Thermal errors are the important factors that affect machining accuracy. It is effective to improve the accuracy by establishing the error model and compensating for the errors. In this paper, a temperature-sensitive point selection method based on synthetical temperature information (STI) is proposed, and the thermal error model using support vector regression (SVR) optimized by the whale optimization algorithm (WOA) is established. Firstly, the STI matrix is constructed by combining the temperature value information, the temperature shape information, and the relationship between temperatures and errors. Multiple cluster validity indexes (CVI) are used to determine the optimal number of clusters. Secondly, the STI matrix and the optimal number of clusters are used for fuzzy C-means clustering (FCM), and the correlation coefficient is used to select the temperature-sensitive points.
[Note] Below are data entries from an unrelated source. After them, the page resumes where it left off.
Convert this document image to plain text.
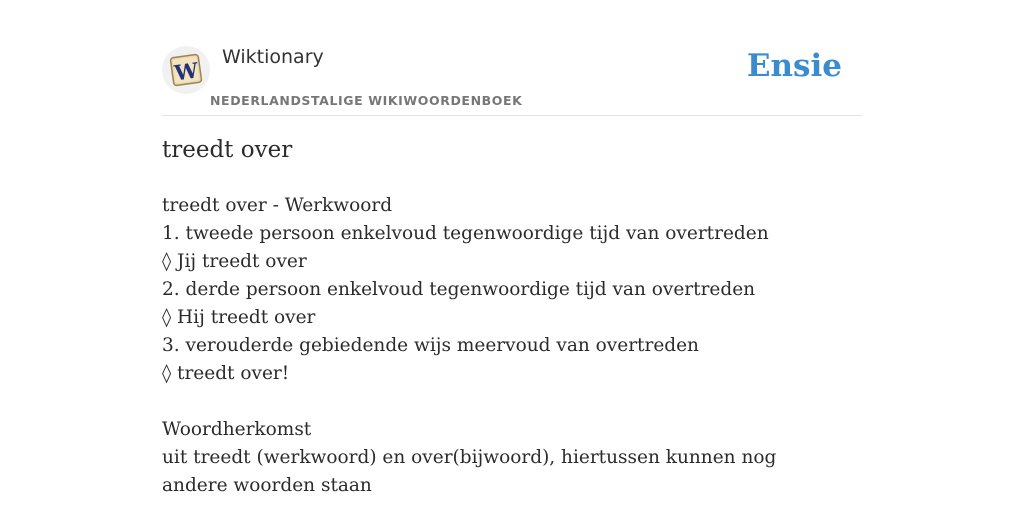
W
Wiktionary
NEDERLANDSTALIGE WIKIWOORDENBOEK
Ensie
treedt over
treedt over - Werkwoord
1. tweede persoon enkelvoud tegenwoordige tijd van overtreden
◊ Jij treedt over
2. derde persoon enkelvoud tegenwoordige tijd van overtreden
◊ Hij treedt over
3. verouderde gebiedende wijs meervoud van overtreden
◊ treedt over!
Woordherkomst
uit treedt (werkwoord) en over(bijwoord), hiertussen kunnen nog andere woorden staan
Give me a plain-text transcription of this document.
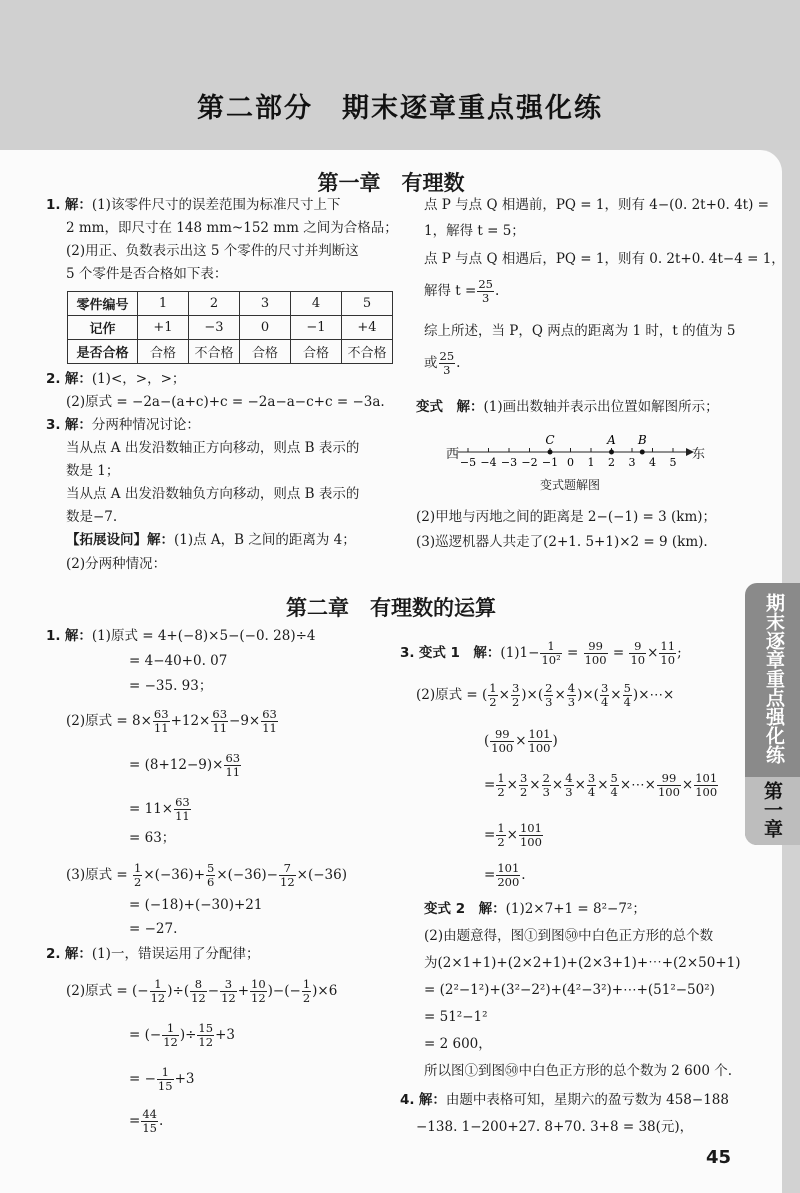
第二部分　期末逐章重点强化练
期末逐章重点强化练
第一章
第一章　有理数
1. 解：(1)该零件尺寸的误差范围为标准尺寸上下
2 mm，即尺寸在 148 mm~152 mm 之间为合格品；
(2)用正、负数表示出这 5 个零件的尺寸并判断这
5 个零件是否合格如下表：
零件编号	1	2	3	4	5
记作	+1	−3	0	−1	+4
是否合格	合格	不合格	合格	合格	不合格
2. 解：(1)<，>，>；
(2)原式 = −2a−(a+c)+c = −2a−a−c+c = −3a.
3. 解：分两种情况讨论：
当从点 A 出发沿数轴正方向移动，则点 B 表示的
数是 1；
当从点 A 出发沿数轴负方向移动，则点 B 表示的
数是−7.
【拓展设问】解：(1)点 A，B 之间的距离为 4；
(2)分两种情况：
点 P 与点 Q 相遇前，PQ = 1，则有 4−(0. 2t+0. 4t) =
1，解得 t = 5；
点 P 与点 Q 相遇后，PQ = 1，则有 0. 2t+0. 4t−4 = 1，
解得 $t = \frac{25}{3}$ .
综上所述，当 P，Q 两点的距离为 1 时，t 的值为 5
或 $\frac{25}{3}$ .
变式　 解：(1)画出数轴并表示出位置如解图所示；
−5 −4 −3 −2 −1 0 1 2 3 4 5
C	A B
西	东
变式题解图
(2)甲地与丙地之间的距离是 2−(−1) = 3 (km)；
(3)巡逻机器人共走了(2+1. 5+1)×2 = 9 (km).
第二章　有理数的运算
1. 解：(1)原式 = 4+(−8)×5−(−0. 28)÷4
= 4−40+0. 07
= −35. 93；
(2)原式 = $8\times \frac{63}{11} +12\times \frac{63}{11} -9\times \frac{63}{11}$
= $(8+12-9)\times \frac{63}{11}$
= $11\times \frac{63}{11}$
= 63；
(3)原式 = $\frac{1}{2} \times(-36)+ \frac{5}{6} \times(-36)- \frac{7}{12} \times(-36)$
= (−18)+(−30)+21
= −27.
2. 解：(1)一，错误运用了分配律；
(2)原式 = (− $\frac{1}{12}$ )÷( $\frac{8}{12} - \frac{3}{12} + \frac{10}{12}$ )−(− $\frac{1}{2} )\times 6$
= (− $\frac{1}{12}$ )÷ $\frac{15}{12} +3$
= − $\frac{1}{15} +3$
= $\frac{44}{15}$ .
3. 变式 1　 解：$(1)1- \frac{1}{\text{10²}} = \frac{99}{100} = \frac{9}{10} \times \frac{11}{10}$ ;
(2)原式 = ( $\frac{1}{2} \times \frac{3}{2}$ )×( $\frac{2}{3} \times \frac{4}{3}$ )×( $\frac{3}{4} \times \frac{5}{4}$ )×⋯×
( $\frac{99}{100} \times \frac{101}{100}$ )
= $\frac{1}{2} \times \frac{3}{2} \times \frac{2}{3} \times \frac{4}{3} \times \frac{3}{4} \times \frac{5}{4}$ ×⋯× $\frac{99}{100} \times \frac{101}{100}$
= $\frac{1}{2} \times \frac{101}{100}$
= $\frac{101}{200}$ .
变式 2　 解：(1)2×7+1 = 8²−7²；
(2)由题意得，图①到图㊿中白色正方形的总个数
为(2×1+1)+(2×2+1)+(2×3+1)+⋯+(2×50+1)
= (2²−1²)+(3²−2²)+(4²−3²)+⋯+(51²−50²)
= 51²−1²
= 2 600，
所以图①到图㊿中白色正方形的总个数为 2 600 个.
4. 解：由题中表格可知，星期六的盈亏数为 458−188
−138. 1−200+27. 8+70. 3+8 = 38(元)，
45
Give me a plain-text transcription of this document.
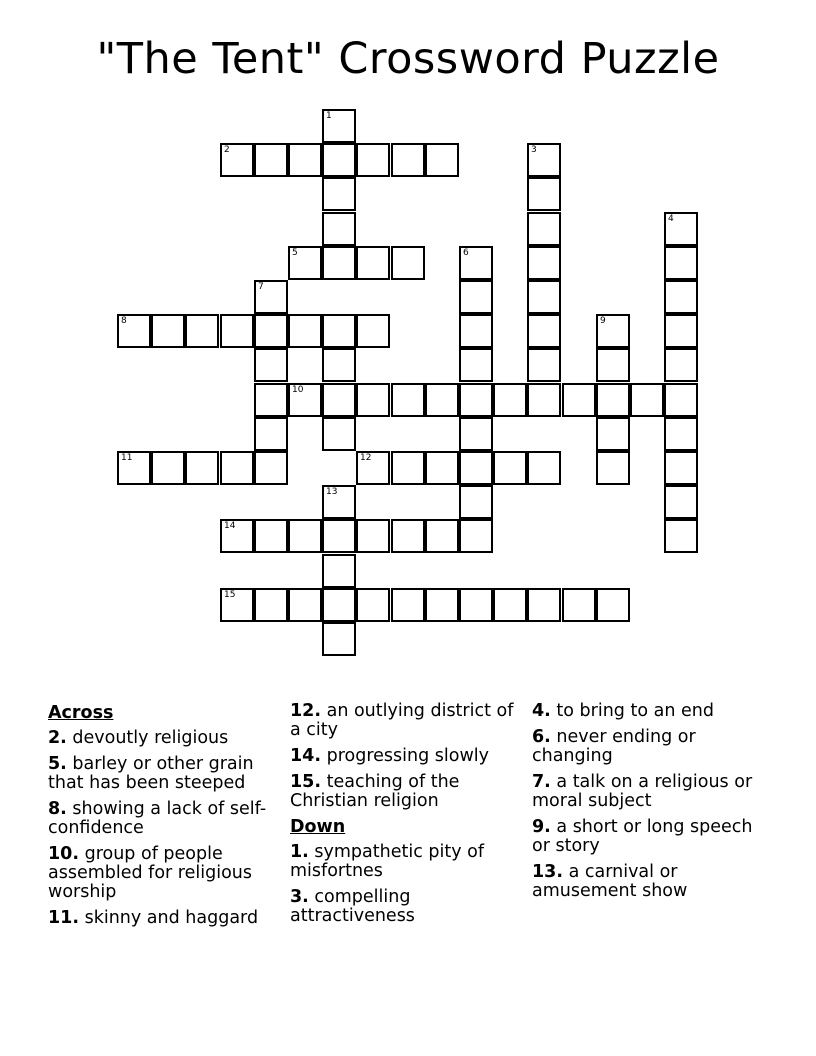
"The Tent" Crossword Puzzle
2
1
3
4
5	6
7
8	9
10
11	12
13
14
15
Across
2. devoutly religious
5. barley or other grain that has been steeped
8. showing a lack of self-confidence
10. group of people assembled for religious worship
11. skinny and haggard
12. an outlying district of a city
14. progressing slowly
15. teaching of the Christian religion
Down
1. sympathetic pity of misfortnes
3. compelling attractiveness
4. to bring to an end
6. never ending or changing
7. a talk on a religious or moral subject
9. a short or long speech or story
13. a carnival or amusement show
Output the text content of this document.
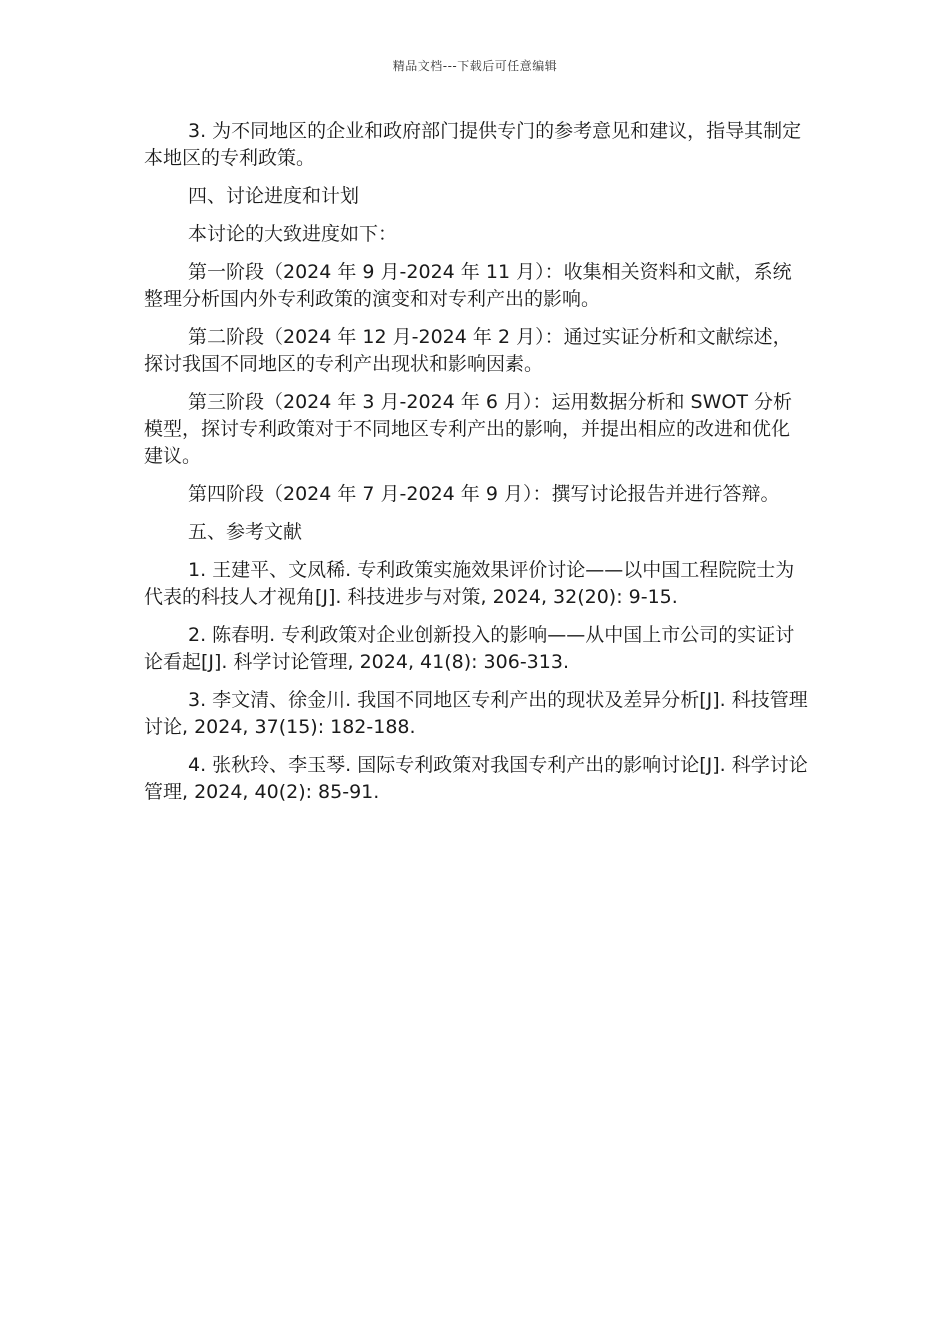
精品文档---下载后可任意编辑

3. 为不同地区的企业和政府部门提供专门的参考意见和建议，指导其制定本地区的专利政策。

四、讨论进度和计划

本讨论的大致进度如下：

第一阶段（2024 年 9 月-2024 年 11 月）：收集相关资料和文献，系统整理分析国内外专利政策的演变和对专利产出的影响。

第二阶段（2024 年 12 月-2024 年 2 月）：通过实证分析和文献综述，探讨我国不同地区的专利产出现状和影响因素。

第三阶段（2024 年 3 月-2024 年 6 月）：运用数据分析和 SWOT 分析模型，探讨专利政策对于不同地区专利产出的影响，并提出相应的改进和优化建议。

第四阶段（2024 年 7 月-2024 年 9 月）：撰写讨论报告并进行答辩。

五、参考文献

1. 王建平、文凤稀. 专利政策实施效果评价讨论——以中国工程院院士为代表的科技人才视角[J]. 科技进步与对策, 2024, 32(20): 9-15.

2. 陈春明. 专利政策对企业创新投入的影响——从中国上市公司的实证讨论看起[J]. 科学讨论管理, 2024, 41(8): 306-313.

3. 李文清、徐金川. 我国不同地区专利产出的现状及差异分析[J]. 科技管理讨论, 2024, 37(15): 182-188.

4. 张秋玲、李玉琴. 国际专利政策对我国专利产出的影响讨论[J]. 科学讨论管理, 2024, 40(2): 85-91.
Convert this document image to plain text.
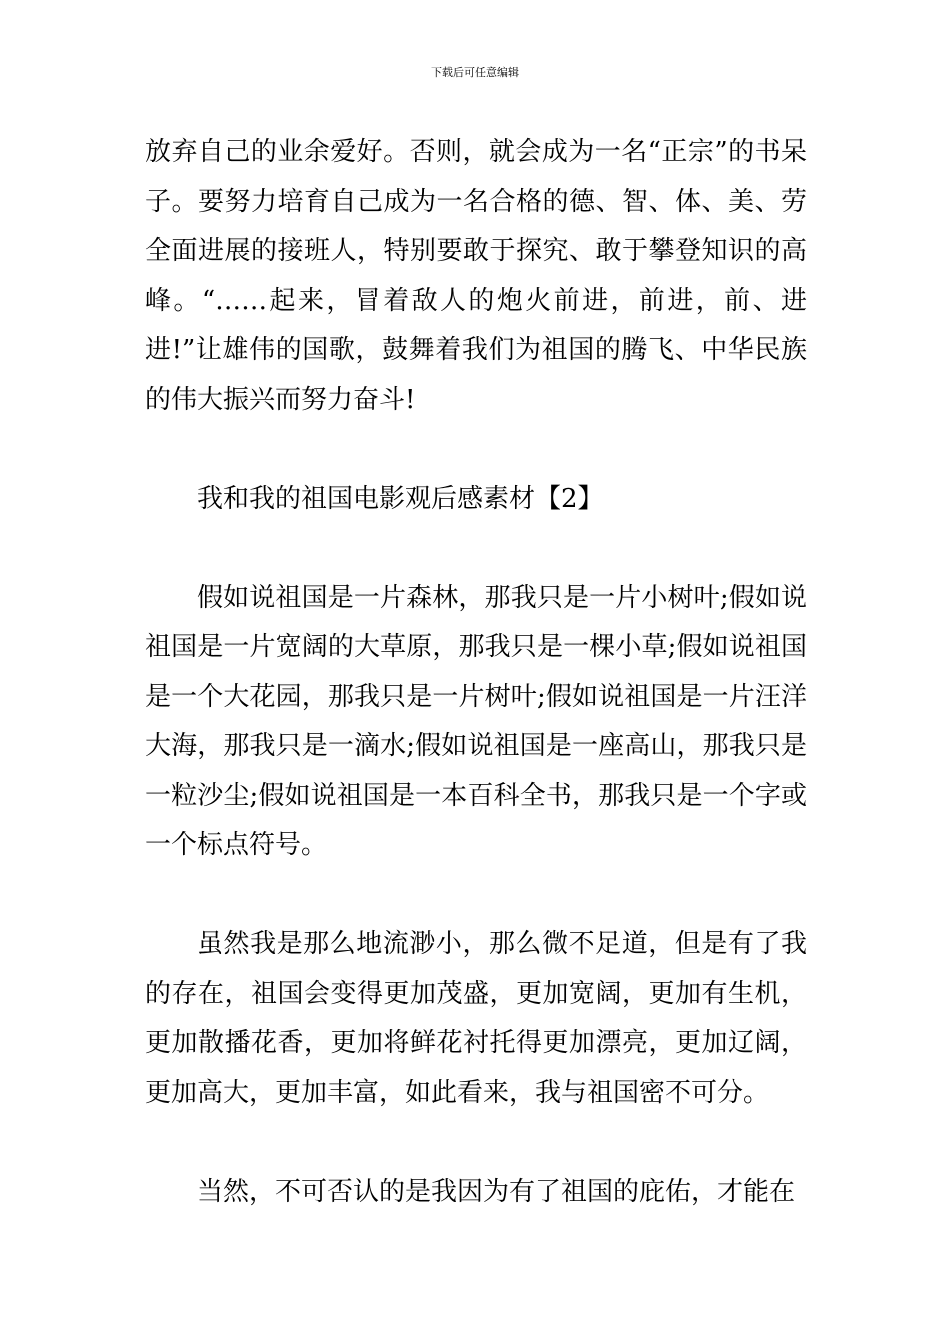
下载后可任意编辑

放弃自己的业余爱好。否则，就会成为一名“正宗”的书呆子。要努力培育自己成为一名合格的德、智、体、美、劳全面进展的接班人，特别要敢于探究、敢于攀登知识的高峰。“……起来，冒着敌人的炮火前进，前进，前、进进!”让雄伟的国歌，鼓舞着我们为祖国的腾飞、中华民族的伟大振兴而努力奋斗!

我和我的祖国电影观后感素材【2】

假如说祖国是一片森林，那我只是一片小树叶;假如说祖国是一片宽阔的大草原，那我只是一棵小草;假如说祖国是一个大花园，那我只是一片树叶;假如说祖国是一片汪洋大海，那我只是一滴水;假如说祖国是一座高山，那我只是一粒沙尘;假如说祖国是一本百科全书，那我只是一个字或一个标点符号。

虽然我是那么地流渺小，那么微不足道，但是有了我的存在，祖国会变得更加茂盛，更加宽阔，更加有生机，更加散播花香，更加将鲜花衬托得更加漂亮，更加辽阔，更加高大，更加丰富，如此看来，我与祖国密不可分。

当然，不可否认的是我因为有了祖国的庇佑，才能在
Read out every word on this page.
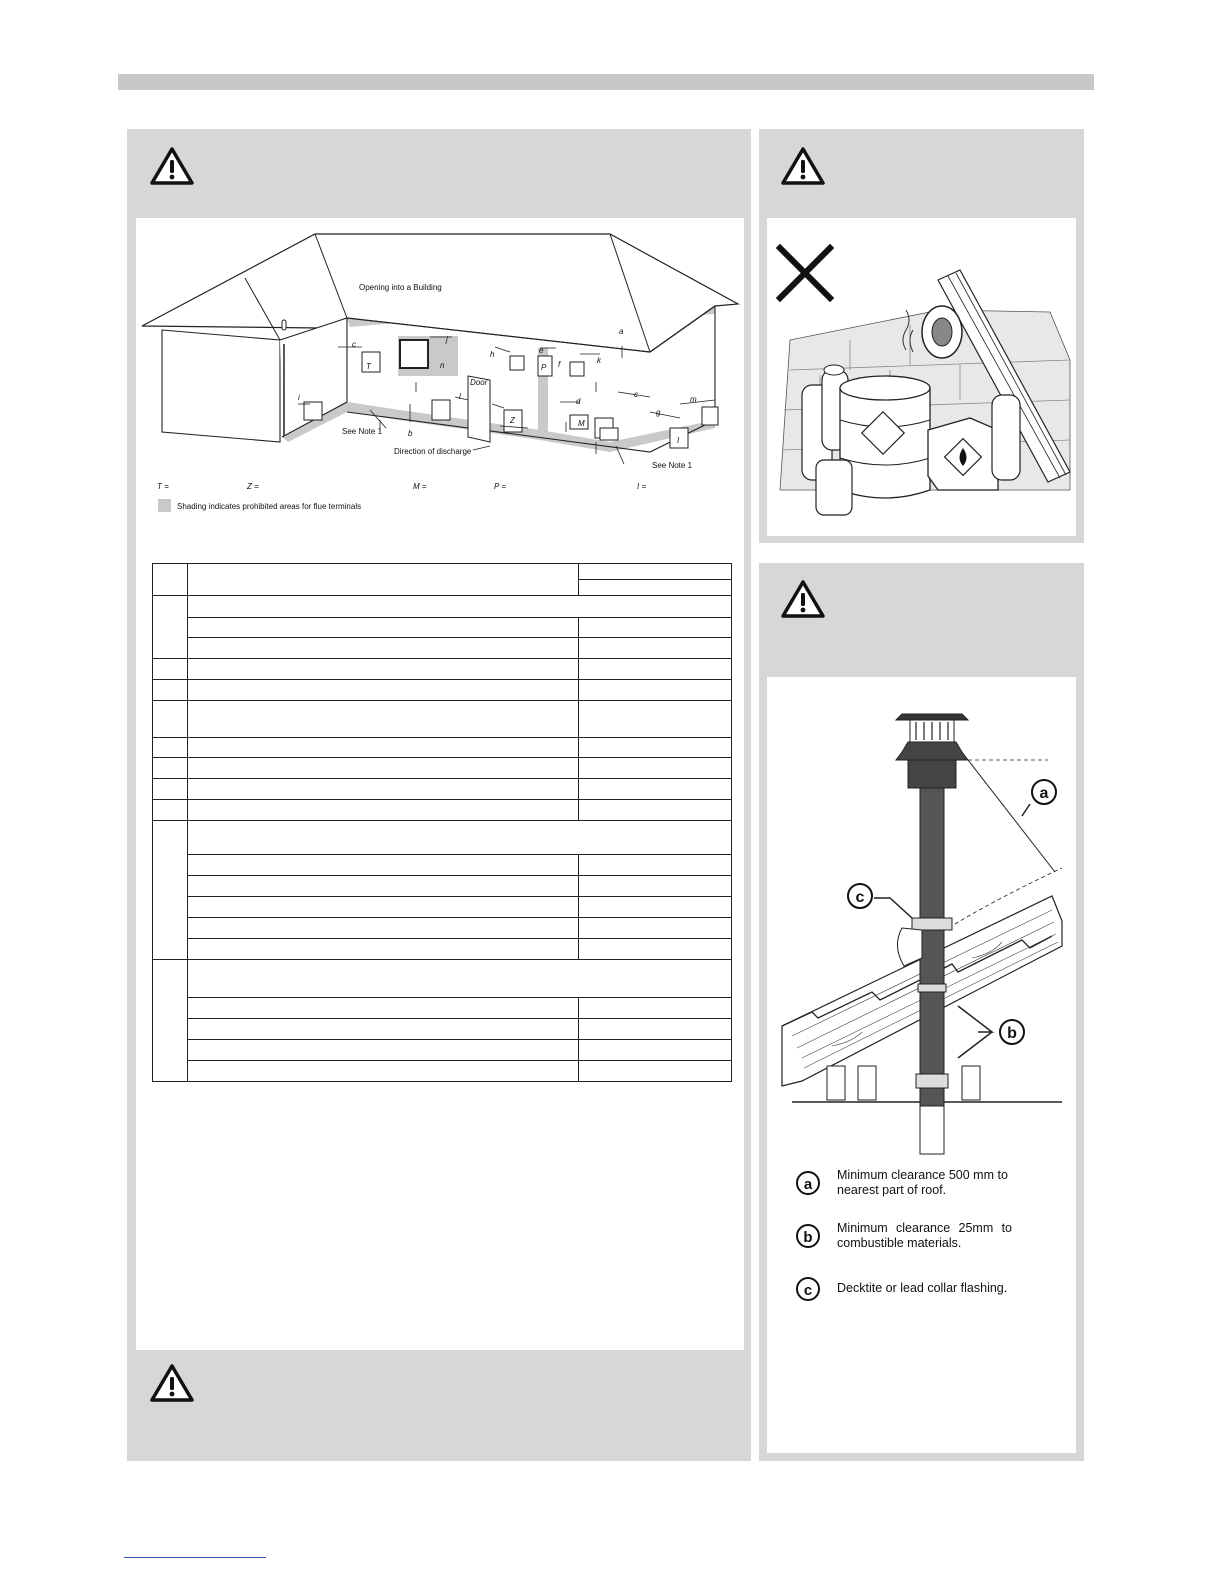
Opening into a Building
Door
See Note 1
Direction of discharge
See Note 1
a
b
c
c
d
e
f
g
h
i
j
k
l	m
n
T
Z
P
M
I
T =	Z =	M =	P =	I =
Shading indicates prohibited areas for flue terminals

a
c
b
a
Minimum clearance 500 mm to nearest part of roof.
b
Minimum clearance 25mm to combustible materials.
c	Decktite or lead collar flashing.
Thirdly, the SVR model optimized by the WOA based on STI (S-WOA-SVR) is established. Finally, the S-WOA-SVR model is verified at different speeds and compared with other traditional methods, such as the SVR model optimized by the WOA based on the traditional clustering method (T-WOA-SVR) and the SVR model optimized by the GA based on STI (S-GA-SVR). The results show that the S-WOA-SVR model has higher accuracy and robustness. Compared with the T-WOA-SVR model and the S-GA-SVR model, the RMSE of the S-WOA-SVR model is reduced by 52.3% and 46.6% for the thermal elongation in Z direction δz, respectively.